Eugénie Grandet, Honoré de Balzac #chronique

Titre Eugénie Grandet
Auteur Honoré de Balzac
Date de la première parution 1833

« - Veille à l’or, mets de l’or devant moi. Eugénie lui étendait des louis sur une table, et il demeurait des heures entières les yeux attachés à ses louis. Ça me réchauffe ! disait-il  »

balzac_grandet.jpg Eugénie Grandet occupe une place à part dans La Comédie humaine. Au XIX ème siècle émerge l’idée de « vie privée, » on a d’ailleurs parlé de «tragédie bourgeoise.» Dans ce roman, Eugénie est une héroïne de l’ombre, écrasée par le despotisme du père.

Une histoire tragiquement banale, puisqu’elle mène une existence de quasi-miséreuse, bien que son père soit richissime. Riche, certes, mais d’une avarice redoutable voire passionnelle. Il a pu acquérir, après la révolution, des vignobles, des métairies et a fait quelques « juteux » héritages. Comme « financièrement parlant monsieur Grandet (tient) du tigre et du boa » il a su faire fructifier ses placements. Eugénie devient un très beau partie malgré un physique plutôt quelconque, une peau couleur de coing et quelques séquelles de la petite vérole. Elle tombe amoureuse de son cousin désargenté et orphelin, Charles. Ils se promettent un amour éternel… Il doit partir faire fortune.
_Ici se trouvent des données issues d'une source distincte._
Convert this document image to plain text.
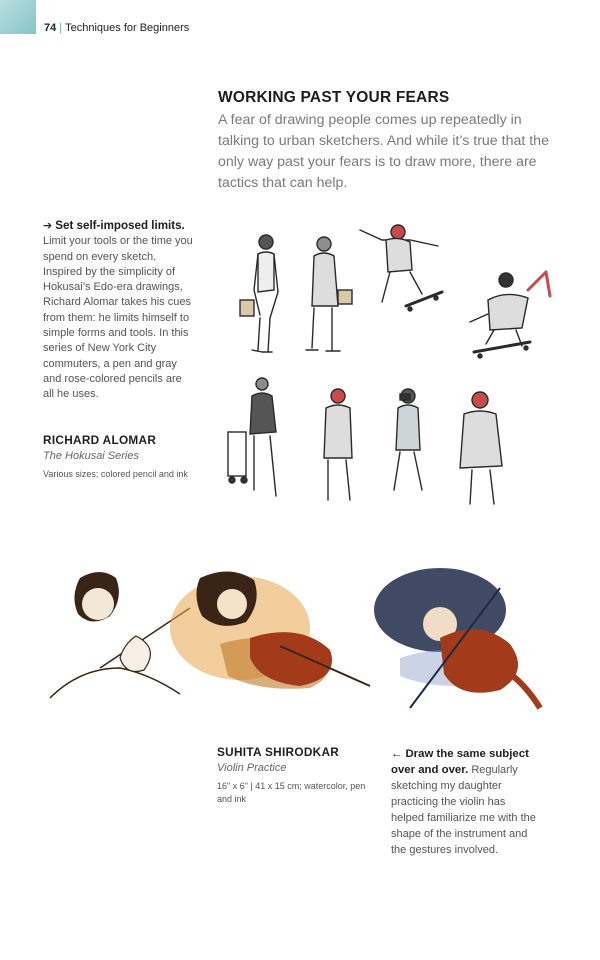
74 | Techniques for Beginners
WORKING PAST YOUR FEARS
A fear of drawing people comes up repeatedly in talking to urban sketchers. And while it’s true that the only way past your fears is to draw more, there are tactics that can help.
➔ Set self-imposed limits. Limit your tools or the time you spend on every sketch. Inspired by the simplicity of Hokusai’s Edo-era drawings, Richard Alomar takes his cues from them: he limits himself to simple forms and tools. In this series of New York City commuters, a pen and gray and rose-colored pencils are all he uses.
RICHARD ALOMAR
The Hokusai Series
Various sizes; colored pencil and ink
SUHITA SHIRODKAR
Violin Practice
16" x 6" | 41 x 15 cm; watercolor, pen and ink
← Draw the same subject over and over. Regularly sketching my daughter practicing the violin has helped familiarize me with the shape of the instrument and the gestures involved.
Ce roman évoque les mentalités sous la Restauration Française. Il traite de l’éternel sujet du choix de l’amour et de l’argent, d’une jeune fille élevée - bien plus qu’éduquée - dans l’ignorance. Ce roman, comme souvent dans « La Comédie Humaine », nous relate l’évolution des caractères des protagonistes, la candeur d’Eugénie muée par une perte totale de ses illusions, le jeune dandy ravissant transformé en jeune loup.

J’aime assez l’idée de vous rappeler que Georges Sand a 29 ans lors de la publication d’Eugénie Grandet. Elle rencontre Alfred de Musset, cette année-là. Elle, libre et passionnée, Eugénie, dévote et cloîtrée.